Homeownership can feel out of reach when you don't have a lot of money. While one of the most common paths to buying a home is to finance a five or six-figure purchase through a bank mortgage, there are alternative ways to get a place of your own that doesn't require as much cash. One of those options is to buy into a limited equity co-op. Here's more information about this type of purchase to help you decide if it's the right opportunity for you.
Co-Ownership of Housing
A limited equity co-op is essentially a group of units owned by a corporation which, in turn, is owned by all the residents who live on the property. For instance, one common way co-ops come about is tenants in an apartment building will form a corporation to purchase the building from the landlord. The tenants then purchase stock shares in that company, which entitles them to lease one unit for as long as they own those shares.
A primary benefit of a limited equity co-op is you don't need to get a mortgage to purchase a home in one. The cost of buying shares is purposefully kept low to ensure the units remain affordable to potential buyers. Additionally, once you make the initial purchase, you aren't required to make mortgage payments or pay rent, though there is typically a maintenance fee all residents must pay to help maintain the public areas.

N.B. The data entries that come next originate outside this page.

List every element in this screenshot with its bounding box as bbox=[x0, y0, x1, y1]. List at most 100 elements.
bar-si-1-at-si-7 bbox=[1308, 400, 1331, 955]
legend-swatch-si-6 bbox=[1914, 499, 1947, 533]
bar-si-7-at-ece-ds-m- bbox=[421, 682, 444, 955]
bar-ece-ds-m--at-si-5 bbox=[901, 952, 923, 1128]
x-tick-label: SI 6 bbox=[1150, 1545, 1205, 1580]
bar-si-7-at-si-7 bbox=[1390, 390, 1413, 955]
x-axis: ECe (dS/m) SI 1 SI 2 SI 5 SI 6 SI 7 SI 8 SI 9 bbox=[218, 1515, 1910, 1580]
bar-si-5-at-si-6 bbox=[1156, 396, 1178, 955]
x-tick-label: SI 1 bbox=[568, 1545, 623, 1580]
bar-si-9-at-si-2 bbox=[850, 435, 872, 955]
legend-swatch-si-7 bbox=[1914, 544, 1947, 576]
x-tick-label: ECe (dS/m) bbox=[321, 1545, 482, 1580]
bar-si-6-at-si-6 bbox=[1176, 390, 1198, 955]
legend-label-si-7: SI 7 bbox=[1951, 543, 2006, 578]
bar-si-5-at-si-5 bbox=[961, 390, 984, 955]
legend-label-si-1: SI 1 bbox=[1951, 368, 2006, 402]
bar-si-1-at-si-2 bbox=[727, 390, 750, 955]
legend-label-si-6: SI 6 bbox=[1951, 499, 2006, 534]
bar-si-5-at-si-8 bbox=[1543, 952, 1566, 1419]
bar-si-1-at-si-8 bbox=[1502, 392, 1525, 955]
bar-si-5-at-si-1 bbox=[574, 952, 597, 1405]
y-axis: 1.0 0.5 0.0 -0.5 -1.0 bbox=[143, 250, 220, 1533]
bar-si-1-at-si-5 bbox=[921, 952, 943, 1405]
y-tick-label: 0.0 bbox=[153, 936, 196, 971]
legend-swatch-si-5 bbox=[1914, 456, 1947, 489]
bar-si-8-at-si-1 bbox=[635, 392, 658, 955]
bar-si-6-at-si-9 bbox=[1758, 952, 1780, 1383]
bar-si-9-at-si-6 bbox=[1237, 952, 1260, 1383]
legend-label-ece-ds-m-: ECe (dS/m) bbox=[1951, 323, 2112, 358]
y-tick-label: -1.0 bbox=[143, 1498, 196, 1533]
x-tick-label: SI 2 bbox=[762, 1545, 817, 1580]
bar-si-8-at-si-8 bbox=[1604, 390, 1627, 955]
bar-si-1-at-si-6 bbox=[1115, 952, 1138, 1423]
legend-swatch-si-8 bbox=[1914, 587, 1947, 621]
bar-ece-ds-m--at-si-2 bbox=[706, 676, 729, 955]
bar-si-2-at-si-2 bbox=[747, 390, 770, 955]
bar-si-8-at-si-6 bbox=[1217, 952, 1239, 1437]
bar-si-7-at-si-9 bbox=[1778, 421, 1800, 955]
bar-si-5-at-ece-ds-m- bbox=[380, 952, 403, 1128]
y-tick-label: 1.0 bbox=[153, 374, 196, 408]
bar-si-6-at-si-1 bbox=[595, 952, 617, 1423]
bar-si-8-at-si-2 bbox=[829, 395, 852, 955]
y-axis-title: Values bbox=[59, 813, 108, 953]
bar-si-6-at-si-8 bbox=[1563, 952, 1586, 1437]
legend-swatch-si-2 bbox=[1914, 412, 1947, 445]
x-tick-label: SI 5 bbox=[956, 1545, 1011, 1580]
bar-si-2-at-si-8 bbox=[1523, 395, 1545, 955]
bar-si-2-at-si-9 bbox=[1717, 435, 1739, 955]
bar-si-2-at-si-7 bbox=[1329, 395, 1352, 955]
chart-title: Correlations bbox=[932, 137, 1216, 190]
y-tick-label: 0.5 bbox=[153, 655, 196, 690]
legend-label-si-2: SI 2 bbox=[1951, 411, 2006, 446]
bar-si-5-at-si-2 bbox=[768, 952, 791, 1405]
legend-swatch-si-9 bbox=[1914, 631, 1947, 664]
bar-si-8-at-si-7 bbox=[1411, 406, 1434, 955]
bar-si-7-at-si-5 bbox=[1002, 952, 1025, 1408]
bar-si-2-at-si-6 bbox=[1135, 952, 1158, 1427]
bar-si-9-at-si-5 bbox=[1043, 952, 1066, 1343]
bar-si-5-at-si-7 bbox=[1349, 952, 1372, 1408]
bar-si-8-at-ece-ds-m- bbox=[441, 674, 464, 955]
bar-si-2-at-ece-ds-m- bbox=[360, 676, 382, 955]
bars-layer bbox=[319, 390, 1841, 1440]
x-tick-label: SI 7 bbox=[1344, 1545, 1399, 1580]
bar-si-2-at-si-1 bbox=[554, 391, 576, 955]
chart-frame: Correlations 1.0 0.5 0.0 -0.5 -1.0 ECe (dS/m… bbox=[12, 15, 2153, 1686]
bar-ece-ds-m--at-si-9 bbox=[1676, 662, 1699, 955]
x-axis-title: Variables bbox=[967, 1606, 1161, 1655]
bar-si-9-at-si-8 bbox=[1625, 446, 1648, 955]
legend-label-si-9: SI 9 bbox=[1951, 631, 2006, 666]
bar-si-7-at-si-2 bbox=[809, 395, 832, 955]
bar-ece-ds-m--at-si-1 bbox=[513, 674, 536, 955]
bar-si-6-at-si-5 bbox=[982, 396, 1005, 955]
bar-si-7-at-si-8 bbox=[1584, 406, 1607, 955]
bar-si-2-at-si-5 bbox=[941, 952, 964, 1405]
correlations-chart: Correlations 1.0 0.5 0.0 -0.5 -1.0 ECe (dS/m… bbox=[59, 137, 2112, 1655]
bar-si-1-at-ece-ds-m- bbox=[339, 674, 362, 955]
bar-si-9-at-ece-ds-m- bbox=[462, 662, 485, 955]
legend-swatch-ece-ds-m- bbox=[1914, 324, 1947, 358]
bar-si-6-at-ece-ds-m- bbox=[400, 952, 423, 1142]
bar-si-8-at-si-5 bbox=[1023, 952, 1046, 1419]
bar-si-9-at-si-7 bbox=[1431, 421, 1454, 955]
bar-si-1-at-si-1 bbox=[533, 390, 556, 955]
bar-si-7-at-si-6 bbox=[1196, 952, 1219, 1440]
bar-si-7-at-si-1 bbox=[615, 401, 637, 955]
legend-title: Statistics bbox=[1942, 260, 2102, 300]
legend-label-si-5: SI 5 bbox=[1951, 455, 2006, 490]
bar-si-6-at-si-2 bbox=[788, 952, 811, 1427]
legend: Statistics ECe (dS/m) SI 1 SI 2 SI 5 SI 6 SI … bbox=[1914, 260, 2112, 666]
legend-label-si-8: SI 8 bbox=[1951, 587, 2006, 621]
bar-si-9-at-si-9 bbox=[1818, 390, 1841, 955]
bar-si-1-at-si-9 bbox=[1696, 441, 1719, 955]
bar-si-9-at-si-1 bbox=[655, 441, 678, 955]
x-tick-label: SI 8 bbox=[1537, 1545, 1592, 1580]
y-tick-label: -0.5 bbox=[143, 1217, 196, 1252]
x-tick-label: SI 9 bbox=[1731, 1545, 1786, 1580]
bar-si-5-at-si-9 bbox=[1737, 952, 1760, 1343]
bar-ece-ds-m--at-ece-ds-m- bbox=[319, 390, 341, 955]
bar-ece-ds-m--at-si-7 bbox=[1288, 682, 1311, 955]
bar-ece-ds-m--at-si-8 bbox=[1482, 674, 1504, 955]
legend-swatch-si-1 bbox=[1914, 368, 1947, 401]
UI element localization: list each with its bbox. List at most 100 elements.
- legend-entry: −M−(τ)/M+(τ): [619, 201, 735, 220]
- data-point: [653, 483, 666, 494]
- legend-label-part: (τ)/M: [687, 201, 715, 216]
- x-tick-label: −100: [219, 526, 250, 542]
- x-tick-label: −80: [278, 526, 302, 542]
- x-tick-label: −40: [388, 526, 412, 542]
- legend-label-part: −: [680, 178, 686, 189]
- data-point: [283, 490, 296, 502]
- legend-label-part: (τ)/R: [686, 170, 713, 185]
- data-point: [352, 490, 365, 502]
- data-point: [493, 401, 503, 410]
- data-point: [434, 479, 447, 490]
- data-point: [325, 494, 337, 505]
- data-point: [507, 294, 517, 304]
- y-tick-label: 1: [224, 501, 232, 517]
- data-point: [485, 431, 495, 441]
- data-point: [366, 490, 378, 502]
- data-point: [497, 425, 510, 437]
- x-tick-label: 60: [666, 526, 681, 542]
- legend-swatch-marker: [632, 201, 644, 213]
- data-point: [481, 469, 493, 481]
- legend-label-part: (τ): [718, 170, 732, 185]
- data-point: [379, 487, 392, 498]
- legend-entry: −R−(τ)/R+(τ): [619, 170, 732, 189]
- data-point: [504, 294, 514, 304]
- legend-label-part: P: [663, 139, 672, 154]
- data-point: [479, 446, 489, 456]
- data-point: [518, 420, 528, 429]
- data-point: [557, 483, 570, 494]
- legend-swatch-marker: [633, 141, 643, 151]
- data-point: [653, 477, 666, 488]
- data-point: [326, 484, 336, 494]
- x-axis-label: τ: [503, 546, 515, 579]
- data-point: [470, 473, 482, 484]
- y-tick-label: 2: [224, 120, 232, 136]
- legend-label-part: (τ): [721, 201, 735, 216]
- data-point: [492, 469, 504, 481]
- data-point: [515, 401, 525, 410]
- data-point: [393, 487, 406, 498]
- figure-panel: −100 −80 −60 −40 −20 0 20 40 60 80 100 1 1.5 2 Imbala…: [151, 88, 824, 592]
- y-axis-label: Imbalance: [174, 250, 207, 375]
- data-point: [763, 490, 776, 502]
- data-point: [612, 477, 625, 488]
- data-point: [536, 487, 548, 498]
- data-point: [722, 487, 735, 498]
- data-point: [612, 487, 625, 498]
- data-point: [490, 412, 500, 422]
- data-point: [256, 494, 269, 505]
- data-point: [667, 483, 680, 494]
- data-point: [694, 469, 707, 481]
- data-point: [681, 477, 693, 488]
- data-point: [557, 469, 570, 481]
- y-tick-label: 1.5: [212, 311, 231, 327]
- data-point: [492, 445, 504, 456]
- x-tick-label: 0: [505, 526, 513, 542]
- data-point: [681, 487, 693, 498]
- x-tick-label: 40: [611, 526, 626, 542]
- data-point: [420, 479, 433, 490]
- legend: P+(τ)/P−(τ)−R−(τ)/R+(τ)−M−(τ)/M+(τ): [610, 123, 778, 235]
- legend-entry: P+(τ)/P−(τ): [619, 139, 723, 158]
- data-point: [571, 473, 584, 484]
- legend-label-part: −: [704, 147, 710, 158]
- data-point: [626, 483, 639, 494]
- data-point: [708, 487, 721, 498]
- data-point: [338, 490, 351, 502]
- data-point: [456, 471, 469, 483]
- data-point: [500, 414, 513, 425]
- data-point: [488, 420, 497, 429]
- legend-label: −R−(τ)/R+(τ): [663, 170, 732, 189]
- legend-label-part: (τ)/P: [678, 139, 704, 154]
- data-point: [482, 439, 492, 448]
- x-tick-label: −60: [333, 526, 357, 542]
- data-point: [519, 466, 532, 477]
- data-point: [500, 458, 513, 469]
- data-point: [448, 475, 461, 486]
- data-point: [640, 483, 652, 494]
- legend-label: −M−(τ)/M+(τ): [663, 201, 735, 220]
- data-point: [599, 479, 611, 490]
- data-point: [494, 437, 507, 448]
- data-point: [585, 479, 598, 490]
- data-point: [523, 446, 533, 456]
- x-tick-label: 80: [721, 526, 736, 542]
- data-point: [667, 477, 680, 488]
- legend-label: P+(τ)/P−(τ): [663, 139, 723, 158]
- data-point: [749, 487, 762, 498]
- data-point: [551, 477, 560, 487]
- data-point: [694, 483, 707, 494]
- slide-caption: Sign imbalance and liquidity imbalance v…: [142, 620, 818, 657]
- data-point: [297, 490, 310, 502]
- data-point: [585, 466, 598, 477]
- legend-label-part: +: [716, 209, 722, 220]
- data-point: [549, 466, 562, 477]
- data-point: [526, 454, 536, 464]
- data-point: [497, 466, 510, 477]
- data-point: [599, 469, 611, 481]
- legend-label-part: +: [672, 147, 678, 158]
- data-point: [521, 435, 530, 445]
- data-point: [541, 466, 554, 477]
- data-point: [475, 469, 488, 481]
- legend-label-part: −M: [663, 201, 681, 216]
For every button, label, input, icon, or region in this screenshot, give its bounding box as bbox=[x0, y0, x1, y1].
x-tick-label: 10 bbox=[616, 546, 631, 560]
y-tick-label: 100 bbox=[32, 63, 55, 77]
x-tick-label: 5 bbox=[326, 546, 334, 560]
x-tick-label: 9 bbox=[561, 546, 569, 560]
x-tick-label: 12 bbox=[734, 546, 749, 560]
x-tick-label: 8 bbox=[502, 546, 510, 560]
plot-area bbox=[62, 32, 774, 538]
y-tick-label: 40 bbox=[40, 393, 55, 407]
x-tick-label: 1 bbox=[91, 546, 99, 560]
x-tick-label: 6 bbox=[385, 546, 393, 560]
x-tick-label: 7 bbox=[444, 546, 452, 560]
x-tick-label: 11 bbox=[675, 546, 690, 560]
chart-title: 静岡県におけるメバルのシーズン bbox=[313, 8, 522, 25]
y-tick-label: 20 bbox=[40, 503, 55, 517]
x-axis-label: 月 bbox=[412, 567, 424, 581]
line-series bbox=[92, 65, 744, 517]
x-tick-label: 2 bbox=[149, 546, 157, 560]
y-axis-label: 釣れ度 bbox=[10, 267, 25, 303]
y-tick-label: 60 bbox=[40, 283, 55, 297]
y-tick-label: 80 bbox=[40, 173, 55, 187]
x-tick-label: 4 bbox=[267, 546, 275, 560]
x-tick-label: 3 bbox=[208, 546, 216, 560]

You can remain in the co-op for as long as you own shares in the corporation and adhere to the terms of your lease. Although the most common type of co-op housing are apartments, you can find this type of setup with townhomes and single-family properties.
Limited equity co-ops typically have eligibility requirements buyers must meet before they can purchase shares. For instance, you can't make over $60,839 ($69,530 for a two-person household) to buy a place in one D.C. co-op. You may also be required to pay for your shares with cash rather than finance them with a mortgage loan. Since these types of co-ops are geared towards low-income people, the amount you have to pay will likely be something you can save up for with a little time and planning.
Other Issues to Consider
While investing in this type of housing is a great way to become a homeowner without having to put up a lot of cash, there are few issues you need to take into consideration before you start shopping around for a limited equity co-op in your preferred location.
First, it's important to note that you don't actually own the unit you live in. Co-ops are not like condos where you own the individual space. Instead, you only own the shares in the corporation that owns the home. This means you typically won't be eligible for any of the tax write offs available to homeowners, though you may receive other tax benefits for owning shares in a corporation.
Second, the value of the shares is purposefully kept low to ensure the co-op remains affordable to buyers. This means that when you're ready to move out and sell your stake in the facility, you probably won't earn as much as you would if you were selling a home at market price, even if you had lived in the place for ten years.
Lastly, while the home may be cheap, it may be located in a less-than-desirable neighborhood. Therefore, you need to carefully consider the pros and cons of the area before signing the sales contract.